Knowing your family history is valuable precisely because it can’t be changed. It tells you how aggressively to manage the factors you can control: blood pressure, cholesterol, blood sugar, weight, and activity level.

Risk Factors Specific to Women

Women face several cardiovascular risk factors that don’t apply to men. Complications during pregnancy, including preeclampsia (dangerously high blood pressure during pregnancy), gestational diabetes, and preterm delivery, are each independently associated with higher heart disease risk later in life. These aren’t just temporary events. They appear to signal an underlying susceptibility to vascular problems that persists long after delivery.

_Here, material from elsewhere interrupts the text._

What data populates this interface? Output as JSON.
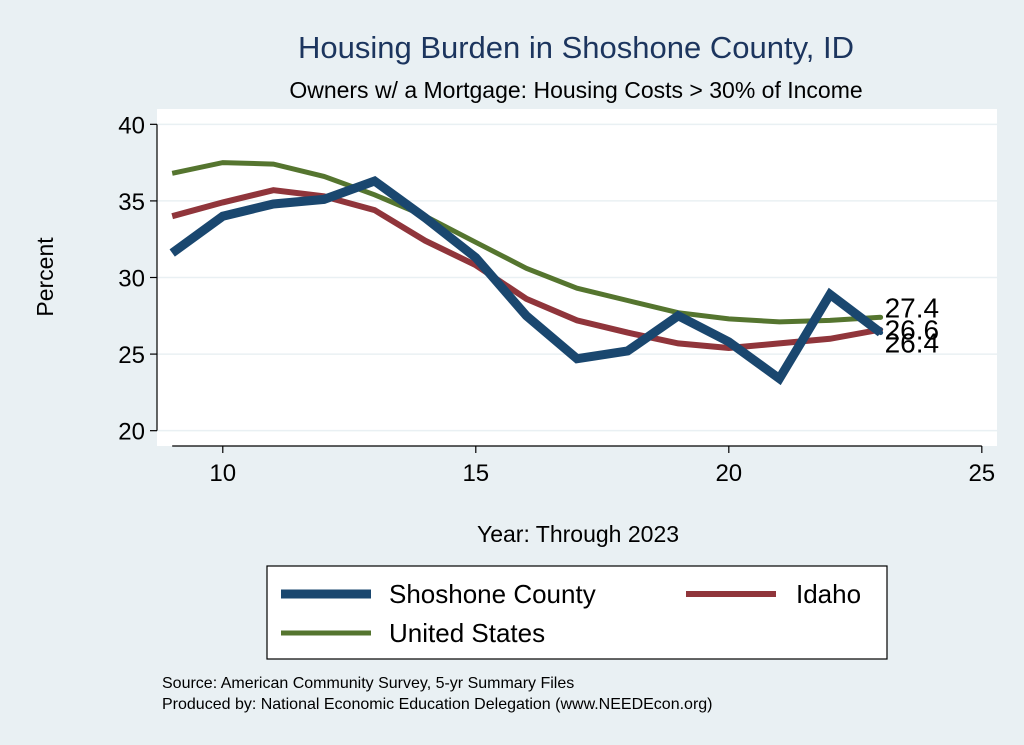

Premature menopause (before age 40) is recognized as a risk-enhancing factor for heart disease, and earlier menopause in general is consistently linked to higher rates of coronary heart disease, heart failure, and cardiovascular death. Other reproductive factors, including polycystic ovary syndrome, early or late onset of menstruation, infertility, and not breastfeeding, are also associated with increased future cardiovascular risk. Many women and their healthcare providers don’t connect pregnancy history to heart health, which means these risk signals often go unrecognized for decades.